MEMORY LANE: Celebrating 175 years of Buxton Well Dressing Festival

Buxton Advertiser archive, 1912, Ida Berry, Buxton well dressing queen and her retinue
Buxton Advertiser archive, 1912, Ida Berry, Buxton well dressing queen and her retinue

An exhibition to celebrate the 175th anniversary of well dressing in Buxton has opened at Buxton Museum and Art Gallery.

The display of photographs and other memorabilia opened at the Terrace Road gallery yesterday (Saturday) and runs until June 20.

Buxton Advertiser Archive, 1920s, Two Buxton tradesmen decorate their wagon at Wells Dressing time

Buxton Advertiser Archive, 1920s, Two Buxton tradesmen decorate their wagon at Wells Dressing time

As well as celebrating the history of the event all the way back to 1840, it will commemorate the centenary of the death of respected townsman and well dresser Robert Brunt.

Buxton was a community of just 1,000 inhabitants when the first Buxton Well Dressing Festival was held in 1840.

Life was hard and there was little in the way of the amenities which we take for granted today.

So it’s not hard to imagine the excitement brought by the news that the 6th Duke of Devonshire had instructed his workmen to build a fountain on the Market Place in Higher Buxton, fed from springs on Manchester Road.

Buxton Advertiser archive, 1910, Connie Wysehall, Buxton well dressing queen

Buxton Advertiser archive, 1910, Connie Wysehall, Buxton well dressing queen

Residents were so thankful they conceived the idea of dressing the fountain and having a day of celebration.

The opening on Wednesday June 24, 1840, was a day of rejoicing, accompanied by demonstrations of gratitude to His Grace the Duke of Devonshire. It was felt it conferred great benefit and blessing to the inhabitants, as well as reflecting the highest honour to the donor.

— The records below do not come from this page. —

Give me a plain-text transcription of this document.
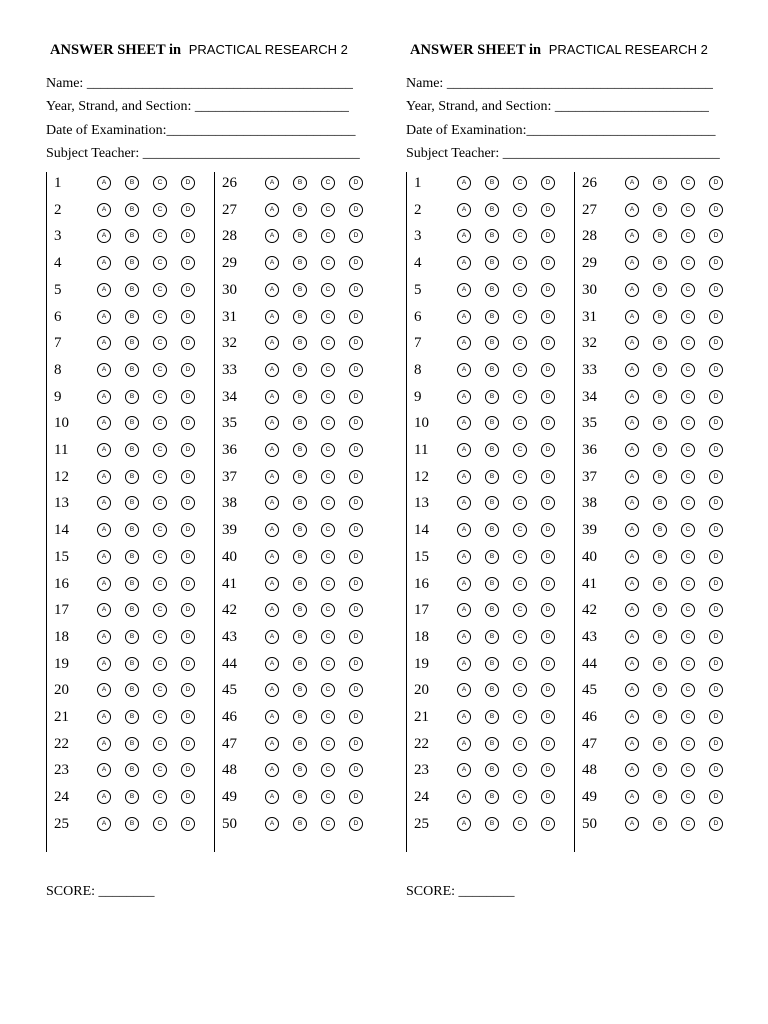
ANSWER SHEET in PRACTICAL RESEARCH 2
Name: ______________________________________
Year, Strand, and Section: ______________________
Date of Examination:___________________________
Subject Teacher: _______________________________
1	A	B	C	D
2	A	B	C	D
3	A	B	C	D
4	A	B	C	D
5	A	B	C	D
6	A	B	C	D
7	A	B	C	D
8	A	B	C	D
9	A	B	C	D
10	A	B	C	D
11	A	B	C	D
12	A	B	C	D
13	A	B	C	D
14	A	B	C	D
15	A	B	C	D
16	A	B	C	D
17	A	B	C	D
18	A	B	C	D
19	A	B	C	D
20	A	B	C	D
21	A	B	C	D
22	A	B	C	D
23	A	B	C	D
24	A	B	C	D
25	A	B	C	D
26	A	B	C	D
27	A	B	C	D
28	A	B	C	D
29	A	B	C	D
30	A	B	C	D
31	A	B	C	D
32	A	B	C	D
33	A	B	C	D
34	A	B	C	D
35	A	B	C	D
36	A	B	C	D
37	A	B	C	D
38	A	B	C	D
39	A	B	C	D
40	A	B	C	D
41	A	B	C	D
42	A	B	C	D
43	A	B	C	D
44	A	B	C	D
45	A	B	C	D
46	A	B	C	D
47	A	B	C	D
48	A	B	C	D
49	A	B	C	D
50	A	B	C	D
SCORE: ________
ANSWER SHEET in PRACTICAL RESEARCH 2
Name: ______________________________________
Year, Strand, and Section: ______________________
Date of Examination:___________________________
Subject Teacher: _______________________________
1	A	B	C	D
2	A	B	C	D
3	A	B	C	D
4	A	B	C	D
5	A	B	C	D
6	A	B	C	D
7	A	B	C	D
8	A	B	C	D
9	A	B	C	D
10	A	B	C	D
11	A	B	C	D
12	A	B	C	D
13	A	B	C	D
14	A	B	C	D
15	A	B	C	D
16	A	B	C	D
17	A	B	C	D
18	A	B	C	D
19	A	B	C	D
20	A	B	C	D
21	A	B	C	D
22	A	B	C	D
23	A	B	C	D
24	A	B	C	D
25	A	B	C	D
26	A	B	C	D
27	A	B	C	D
28	A	B	C	D
29	A	B	C	D
30	A	B	C	D
31	A	B	C	D
32	A	B	C	D
33	A	B	C	D
34	A	B	C	D
35	A	B	C	D
36	A	B	C	D
37	A	B	C	D
38	A	B	C	D
39	A	B	C	D
40	A	B	C	D
41	A	B	C	D
42	A	B	C	D
43	A	B	C	D
44	A	B	C	D
45	A	B	C	D
46	A	B	C	D
47	A	B	C	D
48	A	B	C	D
49	A	B	C	D
50	A	B	C	D
SCORE: ________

The morning was employed in decorating the fountain by the young ladies of the place. At 2pm, His Grace’s workmen sat down to a substantial dinner with a plentiful supply of ale.

At 4pm, children formed a procession and, with music from Buxton Band, walked around the street in a most orderly way.

Upon their return, they sat down to tea with an abundance of currant cake. Dancing followed until a late hour when the assembly separated , highly pleased with the day’s arrangements.

So began the tradition of well dressing in Buxton, which has over the years had a rich and varied history which hopefully would please and delight the residents of 1840.